I would highly recommend to you two things this evening, both from LGF.
One is this quote from Tom Junod in Esquire:
Junod is a thinking and thoughtful person and excellent writer. My opinions would differ from his, but he asks excellent and important questions of himself and his readers. You can't ask for more. Please read it all: "The Case for George W. Bush - i.e. what if he's right?"
As easy as it is to say that we can’t abide the president because of the gulf between what he espouses and what he actually does, what haunts me is the possibility that we can’t abide him because of us—because of the gulf between his will and our willingness. What haunts me is the possibility that we have become so accustomed to ambiguity and inaction in the face of evil that we find his call for decisive action an insult to our sense of nuance and proportion.

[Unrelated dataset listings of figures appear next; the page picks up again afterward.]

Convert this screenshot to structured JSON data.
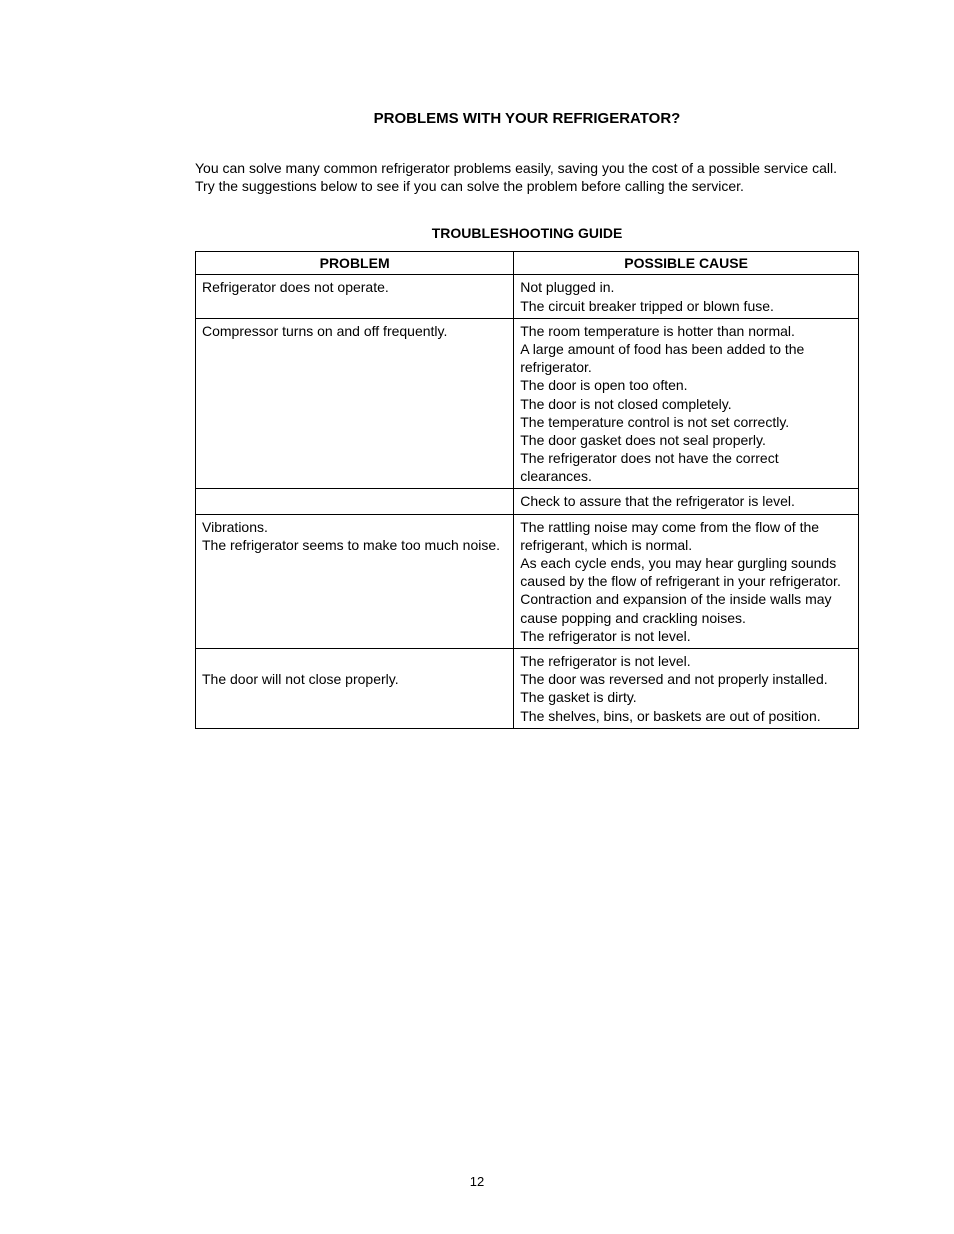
{
  "page": {
    "title": "PROBLEMS WITH YOUR REFRIGERATOR?",
    "intro": "You can solve many common refrigerator problems easily, saving you the cost of a possible service call. Try the suggestions below to see if you can solve the problem before calling the servicer.",
    "guideTitle": "TROUBLESHOOTING GUIDE",
    "pageNumber": "12"
  },
  "table": {
    "headers": {
      "problem": "PROBLEM",
      "cause": "POSSIBLE CAUSE"
    },
    "rows": [
      {
        "problem": "Refrigerator does not operate.",
        "cause": "Not plugged in.\nThe circuit breaker tripped or blown fuse."
      },
      {
        "problem": "Compressor turns on and off frequently.",
        "cause": "The room temperature is hotter than normal.\nA large amount of food has been added to the refrigerator.\nThe door is open too often.\nThe door is not closed completely.\nThe temperature control is not set correctly.\nThe door gasket does not seal properly.\nThe refrigerator does not have the correct clearances."
      },
      {
        "problem": "",
        "cause": "Check to assure that the refrigerator is level."
      },
      {
        "problem": "Vibrations.\nThe refrigerator seems to make too much noise.",
        "cause": "The rattling noise may come from the flow of the refrigerant, which is normal.\nAs each cycle ends, you may hear gurgling sounds caused by the flow of refrigerant in your refrigerator.\nContraction and expansion of the inside walls may cause popping and crackling noises.\nThe refrigerator is not level."
      },
      {
        "problem": "\nThe door will not close properly.",
        "cause": "The refrigerator is not level.\nThe door was reversed and not properly installed.\nThe gasket is dirty.\nThe shelves, bins, or baskets are out of position."
      }
    ]
  },
  "styling": {
    "fontFamily": "Arial, Helvetica, sans-serif",
    "backgroundColor": "#ffffff",
    "textColor": "#000000",
    "borderColor": "#000000",
    "titleFontSize": 15,
    "bodyFontSize": 14,
    "pageNumberFontSize": 13,
    "pageWidth": 954,
    "pageHeight": 1234
  }
}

The people who dislike George W. Bush have convinced themselves that opposition to his presidency is the most compelling moral issue of the day. Well, it’s not. The most compelling moral issue of the day is exactly what he says it is, when he’s not saying it’s gay marriage. The reason he will be difficult to unseat in November—no matter what his approval ratings are in the summer—is that his opponents operate out of the moral certainty that he is the bad guy and needs to be replaced, while he operates out of the moral certainty that terrorists are the bad guys and need to be defeated. The first will always sound merely convenient when compared with the second. Worse, the gulf between the two kinds of certainty lends credence to the conservative notion that liberals have settled for the conviction that Bush is distasteful as a substitute for conviction—because it’s easier than conviction.
For full benefit, read the Junod piece in conjunction with viewing this new LGF slideshow, which Charles has paired with the words, "We sleep at our own peril."
It's true. I agree. Gd help us. Amen.